Grand entretienUne heure de «suissitude» sur TV5 monde avec Alain Berset
Dès le 1er mai, la Suisse va présider le Conseil de sécurité de l’ONU. À cette occasion, TV5 Monde a diffusé samedi un entretien d’une heure avec Alain Berset, qui a défendu la maison Suisse avec panache.
- par
- Eric Felley
La chaîne TV5 Monde a diffusé samedi un grand entretien avec le président de la Confédération Alain Berset. De quelque 55 minutes, ce rendez-vous avec les journalistes Antoine Genton et Serge Enderlin, s’est inscrit dans la perspective du 1er mai, date à laquelle la Suisse présidera durant un mois le Conseil de sécurité de l’ONU, succédant ainsi à la Fédération de Russie.

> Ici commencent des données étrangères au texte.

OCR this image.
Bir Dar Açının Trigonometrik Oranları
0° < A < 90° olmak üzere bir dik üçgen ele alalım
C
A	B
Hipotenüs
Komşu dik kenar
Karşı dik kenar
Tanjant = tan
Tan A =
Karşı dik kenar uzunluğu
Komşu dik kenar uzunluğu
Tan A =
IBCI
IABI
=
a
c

Cette petite heure à bâtons rompus a permis de passer en revue tous les sujets qui fâchent peu ou prou autour de la tranquille Helvétie à l’internationale: l’opposition à la réexportation des armes vers l’Ukraine, l’incompréhension face à la neutralité suisse, une certaine mollesse face au blocage des avoirs russes, la lutte contre le réchauffement climatique et, évidemment, les circonstances de la fusion forcée de Credit Suisse avec UBS.
«Quelque chose de très suisse»
En début d’émission, Alain Berset a eu droit à un rapide portrait et un retour sur sa trajectoire politique, qu’Antoine Genton a conclu par la maxime du Fribourgeois au temps de la pandémie: «Nous irons aussi vite que possible, mais aussi lentement que nécessaire». Ce fut l’occasion pour Alain Berset d’en faire une nouvelle devise nationale: «Il y a eu beaucoup de réactions à la suite de cette phrase, a-t-il réagi, parce que je crois que c’est quelque chose de très suisse, de très réfléchi, de très posé, un pas après l’autre, on essaie d’avoir un équilibre qui soit durable». Tout était dit ou presque.
«C’est extrême et c’est faux»
Dans cet état d’esprit, le président de la Confédération a défendu la neutralité helvétique dans son refus d’autoriser la réexportation d’armes suisses vers l’Ukraine. Antoine Genton est revenu sur les propos d’une ministre allemande dans cette crise: «Être neutre c’est faire jeu de l’agresseur». Alain Berset a contré avec vigueur: «C’est extrême, c’est extrême et c’est faux… Il faut garder un peu de raison dans ce débat, nous avons clairement condamné l’agression de la Russie contre l’Ukraine, nous avons dénoncé une violation crasse du droit international, nous avons repris l’intégralité des sanctions européennes à l’égard de la Russie». Et un peu plus loin de rappeler que la Russie avait dès lors placé la Suisse sur la liste des pays «hostiles».
Serge Enderlin a tenté une autre approche: «La position Suisse n’est pas très claire. Je prends un exemple, pourquoi la Suisse n’a pas mis de drapeau ukrainien sur ses bâtiments publics?» Le président s’est étonné: «C’est une question de symbole, si vous vous promenez au Parlement, ici et là, vous allez voir des drapeaux ukrainiens un peu partout. Franchement c’est une question de symbole, on est au-delà de ça, avec un engagement très clair et très fort aux côtés de l’Ukraine».
Faire toute la lumière sur Credit Suisse
Concernant le rachat de Credit Suisse par UBS, Alain Berset n’a pas fait de grandes révélations. Serge Enderlin s’est dit surpris que la Suisse se dise si attachée à ses lois pour la neutralité, mais qu’elles n’hésitent pas à les transgresser quand il s’agit de sauver les banques. Alain Berset s’en est tiré en expliquant pourquoi ce n’était pas le cas et que, dans l’affaire Credit Suisse: «On a dû le faire, parce qu’il n’y avait pas d’alternatives, la catastrophe était programmée». Et d’ajouter: «Les banquiers qui sont trop grands pour faire faillite ont l’occasion de faire reporter sur l’État et les collectivités les problèmes qui se présentent à eux. Ce n’est pas imaginable que cela se poursuive comme ça».
Enfin, l’entretien a porté sur les élections fédérales du mois d’octobre, où l’UDC est donnée favorite dans les sondages. Alain Berset a relativisé: «En Suisse, on n’a pas de grand renversement de pourcentages. Ce qui risque de dominer c’est une grande stabilité et cette stabilité n’est pas une mauvaise chose pour les équilibres dans ce pays».
Une présidence d’un mois
En mai 2023, pour la première fois de son histoire, la Suisse prendra donc la présidence du Conseil de sécurité de l’ONU. Cette charge ne dure qu’un mois et la Suisse a décidé de la placer sous quatre thèmes: l’efficience du conseil, la construction de la paix, la sécurité climatique et la protection des populations civiles.